Pekerjaan syahbudin hanyalah dengan mencari buah kelapa ke negeri seberang, tiada pernah meninggalkan anaknya. Laminah dan mansur selalu bersenang hati bila berada di sisi ayahnya. Akan tetapi hasil tak cukup buat makan seminggu.
Dalam mencari kehidupan yang mapan, Syahbudin pergi merantau dan meninggalkan 2 hartanya itu, laminah dan Mansur sungguh sedih dan menangis atas kepergian ayahnya. Mereka berdua sudah dipasrahkan yaitu paa adik kandung Syahbudin, dalam beberapa bulan ayahnya kembali ke negeri ketahun tanah kelahiran, uang yang didambakan kni berganti dengan kecemasan dan ketakutan pada penyakit yang diderita Syahbudin, apalah daya ilmu nenek Zaleka, dukun yang termahir tidak dapat menghalangi tugas malaikat pencabut nyawa. Lengkap sudah penderitaan mreka berdua tanpa berkeluarga di dunia ini, akan tetapi segala sayang pada mereka, sehingga diasuh bagai anak sendiri.

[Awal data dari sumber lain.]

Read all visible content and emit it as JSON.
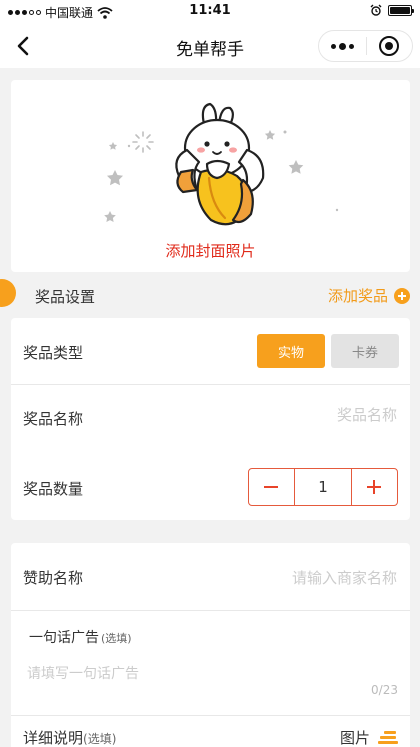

Pada usia 15 tahun anak yatim piatu itu hidup masih berada di tangan jesipah dan suaminya, entah karena apa kasih sayang yang dulu diberikan oleh suaminya berganti dengan kebencian dan penyiksaan tiada henti, dalam usia masih dini mereka dipaksa untuk bekerja yang berat hingga tulang muda itu tanpa pernah diberi waktu untuk beristirahat sedikitpun.
Masduki anak Jesipah yang masih kecil itu gemar sekali bermain dengan Laminah seperti halnya anak desa lainnya. Mainan itu terbuat dari kulit jeruk dengan senang hati Marzuki memainkannya tanpa terasa kaki Marzuki tergores oleh pisau yang ada didekat Laminah, anak kecil itu menangis tak terkendali, darah Laminah seakan berhenti melihat kjadian itu, rasa takut dan khawatir akan apa yang akan dilakukan oleh madangnya nanti, tapi syukur rasa ketakutan kni tiada lagi karena Jesipah telah berbohong pada suaminya tentang kejadian itu, beberapa jam Laminah masih dapat merasakan ketenangan jiwanya, sungguh sangat disayang Marzuki telah menceritakan kebenarannya kepada ayahnya, bagai petir di mendung keluar suara madang bercampur amarahnya memanggil Jesipah dan Laminah, tanpa banyak kata, pukulan yang tak terelakkan terus-menerus mengenai tubuh Jesipah, berganti pada Laminah, punggung yang masih lentur kini terbebani kayu berukuran besar tanpa bisa dihitung lagi, 2 itu diusir dari rumahnya ditambahkan caci makian dan pukulan untuk kesekian kali, entah kenapa Laminah hanya diam dan membisu tidak dapat melarikan diri dari tangan madang algojo itu.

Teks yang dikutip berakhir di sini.